Tea leaves are an organic ingredient containing moisture. If left alone, the tea would rot, or become moldy, making it useless. To make the tea leaves into viable tea, the leaves must be dehydrated, quickly and safely. In some plantations, the tea leaves are spread out to be dehydrated by the sun, for natural dehydration or withering.
In commercial production, the leaves are placed on dehydrating beds where dry air and low heat cause the moisture in the leaves to evaporate.
As the leaves dehydrate, they begin to curl and wither. As the leaves wither, they become ‘limp’ as moisture is replaced with oxygen and the oxidation of the leaves takes place. Some suggest withering is part of a commercial process, but it’s really an ancient technique to prevent the leaves from natural decay of the organic compounds within them.
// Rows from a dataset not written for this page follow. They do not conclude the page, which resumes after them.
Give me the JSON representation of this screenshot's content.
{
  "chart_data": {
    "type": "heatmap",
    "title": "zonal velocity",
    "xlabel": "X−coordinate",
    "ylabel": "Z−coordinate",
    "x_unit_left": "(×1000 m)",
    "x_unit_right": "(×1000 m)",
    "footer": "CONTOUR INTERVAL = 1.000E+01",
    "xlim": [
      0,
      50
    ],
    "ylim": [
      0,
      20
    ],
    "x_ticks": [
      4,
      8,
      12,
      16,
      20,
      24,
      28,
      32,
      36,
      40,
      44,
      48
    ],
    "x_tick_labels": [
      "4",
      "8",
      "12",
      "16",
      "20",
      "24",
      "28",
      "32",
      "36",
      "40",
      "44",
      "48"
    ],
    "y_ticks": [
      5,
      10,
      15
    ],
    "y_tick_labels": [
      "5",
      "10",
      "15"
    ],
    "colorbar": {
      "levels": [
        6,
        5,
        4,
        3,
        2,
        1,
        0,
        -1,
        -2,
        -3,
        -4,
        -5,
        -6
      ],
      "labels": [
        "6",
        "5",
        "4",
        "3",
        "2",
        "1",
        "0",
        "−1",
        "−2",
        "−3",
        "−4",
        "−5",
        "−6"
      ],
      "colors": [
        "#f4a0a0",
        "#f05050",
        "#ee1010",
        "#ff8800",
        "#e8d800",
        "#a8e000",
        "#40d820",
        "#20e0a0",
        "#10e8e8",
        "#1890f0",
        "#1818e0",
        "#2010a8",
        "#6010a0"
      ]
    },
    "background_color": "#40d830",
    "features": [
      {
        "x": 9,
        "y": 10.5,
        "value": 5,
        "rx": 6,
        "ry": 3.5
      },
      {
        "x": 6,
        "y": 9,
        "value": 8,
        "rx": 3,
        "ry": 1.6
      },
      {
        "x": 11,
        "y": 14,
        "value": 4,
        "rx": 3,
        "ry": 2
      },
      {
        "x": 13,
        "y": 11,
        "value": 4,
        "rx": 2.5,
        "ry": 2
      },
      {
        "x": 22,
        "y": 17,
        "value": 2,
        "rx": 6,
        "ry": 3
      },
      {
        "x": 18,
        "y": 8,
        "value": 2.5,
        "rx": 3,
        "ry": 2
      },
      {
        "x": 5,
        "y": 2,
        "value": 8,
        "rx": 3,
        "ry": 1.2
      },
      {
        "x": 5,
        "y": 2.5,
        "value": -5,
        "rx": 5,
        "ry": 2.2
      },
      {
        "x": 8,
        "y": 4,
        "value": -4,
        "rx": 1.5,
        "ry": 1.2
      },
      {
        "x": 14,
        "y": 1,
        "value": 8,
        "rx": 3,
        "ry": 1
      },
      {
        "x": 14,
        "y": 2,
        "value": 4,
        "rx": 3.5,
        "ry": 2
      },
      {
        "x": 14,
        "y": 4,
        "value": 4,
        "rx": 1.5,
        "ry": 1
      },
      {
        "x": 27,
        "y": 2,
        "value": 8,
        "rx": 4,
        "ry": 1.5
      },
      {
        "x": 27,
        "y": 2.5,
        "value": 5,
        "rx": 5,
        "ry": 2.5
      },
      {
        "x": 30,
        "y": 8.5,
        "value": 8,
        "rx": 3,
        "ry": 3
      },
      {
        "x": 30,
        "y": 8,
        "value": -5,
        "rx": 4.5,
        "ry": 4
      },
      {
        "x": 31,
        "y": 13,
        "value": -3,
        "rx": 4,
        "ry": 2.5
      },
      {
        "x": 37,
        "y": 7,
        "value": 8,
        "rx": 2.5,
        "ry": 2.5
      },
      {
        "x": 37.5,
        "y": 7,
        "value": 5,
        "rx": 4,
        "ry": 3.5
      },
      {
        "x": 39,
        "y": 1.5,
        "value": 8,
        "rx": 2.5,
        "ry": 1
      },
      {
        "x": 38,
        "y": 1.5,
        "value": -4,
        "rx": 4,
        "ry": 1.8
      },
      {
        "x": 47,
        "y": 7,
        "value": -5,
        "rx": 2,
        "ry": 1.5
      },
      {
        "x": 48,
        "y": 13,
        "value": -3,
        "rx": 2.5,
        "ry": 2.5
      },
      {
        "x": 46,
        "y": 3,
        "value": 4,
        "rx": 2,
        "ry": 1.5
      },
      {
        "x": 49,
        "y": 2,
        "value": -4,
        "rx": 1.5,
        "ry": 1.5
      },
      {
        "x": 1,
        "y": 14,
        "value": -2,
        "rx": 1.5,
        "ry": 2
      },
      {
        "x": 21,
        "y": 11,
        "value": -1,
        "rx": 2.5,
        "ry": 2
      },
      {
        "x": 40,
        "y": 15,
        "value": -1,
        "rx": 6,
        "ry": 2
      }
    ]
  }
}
Temperature and humidity affect the withering process which is the reason why commercial withering is somewhat better than the natural method as it allows the commercial plant to control these mechanically. The result is a consistent tea product. Natural is preferable to any chemical process, which can also be used, though it is subject to the condition of the air and climate. Too hot (over 35 degrees C. or 95 degrees F.) can destroy the leaves. Too cold (less than 20 degrees C. or 68 degrees F.) and the process can slow down within the leaves and subject them to rotting or mold infestation.
The leaves must be turned and moved periodically to ensure that moisture, affected by gravity does not settle and cause rotting. In commercial withering, heat is often applied, along with movement of the leaves to ensure the best possible conditions for the leaves.